Die beiden Bootsleute hatten bei dem vermuteten Angriff auf ihren Kameraden fast unwillkürlich und gleichzeitig die Büchse im Anschlag emporgerissen, und der Richter selber wich scheu vor der drohenden Bewegung zurück. Wie sie Jack aber neben sich auf der Levée sahen, verschwanden sie ebenso rasch mit ihm hinter dem hohen Damm. Wohl hörten sie die donnernden Hufschläge auf der harten Straße herankommen, aber mit wenigen Sprüngen waren sie auch im Boot – ein Messerschnitt trennte die Schnur, die es am Lande befestigt hielt, und hinaus in den Strom schoß der scharfe Kiel.
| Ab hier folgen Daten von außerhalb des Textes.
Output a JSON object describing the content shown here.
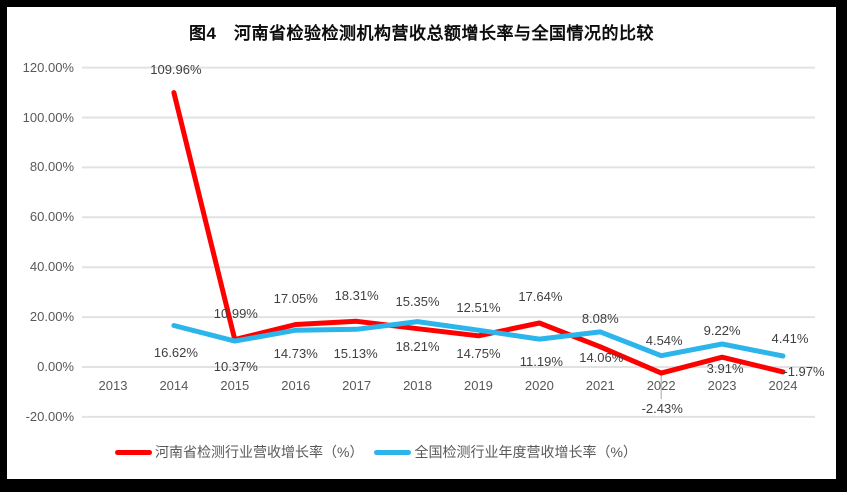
{
  "chart_data": {
    "type": "line",
    "title": "图4　河南省检验检测机构营收总额增长率与全国情况的比较",
    "categories": [
      "2013",
      "2014",
      "2015",
      "2016",
      "2017",
      "2018",
      "2019",
      "2020",
      "2021",
      "2022",
      "2023",
      "2024"
    ],
    "y_axis": {
      "tick_labels": [
        "120.00%",
        "100.00%",
        "80.00%",
        "60.00%",
        "40.00%",
        "20.00%",
        "0.00%",
        "-20.00%"
      ],
      "tick_values": [
        120,
        100,
        80,
        60,
        40,
        20,
        0,
        -20
      ],
      "ylim": [
        -20,
        120
      ],
      "unit": "percent"
    },
    "grid": "horizontal",
    "legend_position": "bottom",
    "series": [
      {
        "id": "henan",
        "name": "河南省检测行业营收增长率（%）",
        "color": "#FF0000",
        "values": [
          null,
          109.96,
          10.99,
          17.05,
          18.31,
          15.35,
          12.51,
          17.64,
          8.08,
          -2.43,
          3.91,
          -1.97
        ],
        "point_labels": [
          null,
          "109.96%",
          "10.99%",
          "17.05%",
          "18.31%",
          "15.35%",
          "12.51%",
          "17.64%",
          "8.08%",
          "-2.43%",
          "3.91%",
          "-1.97%"
        ],
        "label_offsets": [
          null,
          [
            2,
            -23
          ],
          [
            1,
            -26
          ],
          [
            0,
            -25
          ],
          [
            0,
            -25
          ],
          [
            0,
            -27
          ],
          [
            0,
            -28
          ],
          [
            1,
            -26
          ],
          [
            0,
            -28
          ],
          [
            1,
            36
          ],
          [
            3,
            12
          ],
          [
            21,
            0
          ]
        ]
      },
      {
        "id": "national",
        "name": "全国检测行业年度营收增长率（%）",
        "color": "#2CB5EA",
        "values": [
          null,
          16.62,
          10.37,
          14.73,
          15.13,
          18.21,
          14.75,
          11.19,
          14.06,
          4.54,
          9.22,
          4.41
        ],
        "point_labels": [
          null,
          "16.62%",
          "10.37%",
          "14.73%",
          "15.13%",
          "18.21%",
          "14.75%",
          "11.19%",
          "14.06%",
          "4.54%",
          "9.22%",
          "4.41%"
        ],
        "label_offsets": [
          null,
          [
            2,
            27
          ],
          [
            1,
            26
          ],
          [
            0,
            24
          ],
          [
            -1,
            25
          ],
          [
            0,
            25
          ],
          [
            0,
            24
          ],
          [
            2,
            23
          ],
          [
            1,
            26
          ],
          [
            3,
            -15
          ],
          [
            0,
            -13
          ],
          [
            7,
            -17
          ]
        ]
      }
    ],
    "label_leader_lines": [
      {
        "series": 0,
        "index": 9
      }
    ]
  }
}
In diesem Augenblick erschienen die Verfolger auf der Levée – aber zu spät. Der Bug des trefflich gebauten Boots war dem Strom schon zugekehrt, und pfeilschnell flog es auf seiner Bahn dahin. Einer der letztgekommenen Reiter, der Konstabler, hatte ein doppelläufiges Schrotgewehr mitgebracht und feuerte es hinter dem Boot her. Ehe er aber vom Pferd herunter- und auf die Levée hinaufkommen konnte, schlugen die Schrote schon zu kurz auf dem Wasser ein, und als das niedere Fahrzeug in dem auf dem Strom lagernden Nebel eben verschwand, sahen die Leute am Ufer noch, wie einer der Bootsleute, der aufrecht in dem kleinen Fahrzeug stand, in spöttischem Hohn den Hut nach ihnen schwenkte. Allerdings sprangen die Weißen augenblicklich nach dem nicht fern von dort an einer kleinen ausgebauten Werft befestigten Boot, die Flüchtlinge jedenfalls zu verfolgen. Die beiden Fremden, die dort so lange am Damm gelagert, hatten ihre Zeit aber trefflich genutzt und das kleine Fahrzeug, für den Augenblick wenigstens, durch eingebohrte Löcher unbrauchbar gemacht. Bis das wieder hergestellt werden konnte, waren die Flüchtigen lange aus jedem Bereich irgendeiner Gefahr, und mit bitteren Flüchen auf den Lippen kehrte der Pflanzer, von seinen Gästen begleitet, in das Haus zurück.

Hinter ihm drein aber, den Damm hinauf, kroch die Gestalt des alten Negers und schaute ihnen, nur den Kopf über die Levée hebend, vorsichtig nach, bis sie im Garten verschwunden waren und die Tür wieder hinter ihnen in das Schloß fiel.

Dann aber glitt der Alte blitzschnell zum Ufer zurück, riß den Hut vom Kopf, und ihn in der Luft herumschwenkend und dabei auf einem Bein tanzend, lachte er mit nichtsdestoweniger vorsichtig gedämpfter Stimme jubelnd vor sich hin:

»Massa Poleridge, Massa Poleridge und Sally junge Farmers Frau – weiße Manns Frau, Buckras Frau im Norden und Madam, oh, Golly – Golly – Golly!«

»Was, zum Teufel, hast du da unten zu tanzen und zu springen, he?« rief da plötzlich eine rauhe Stimme oben von der Levée den Alten an, und als dieser bestürzt hinaufsah, schaute der Aufseher eben über den Rand des Damms herüber.

»Oh, Golly, Massa«, rief der Schwarze rasch gefaßt, »habe mir eben groß Stück Holz auf den Fuß geworfen, oh, Golly – Golly!«

»Du bist doch immer Master Ungeschickt«, rief der Weiße, »mach, daß du zum Haus kommst! Was hast du hier überhaupt noch allein herumzukriechen?«

»Gleich, Massa, gleich«, sagte der Alte, hob sich ein neben ihm liegendes schweres Stück Holz keuchend auf die Schulter und hinkte damit, hinter dem Aufseher drein, dem Negerdorf zu.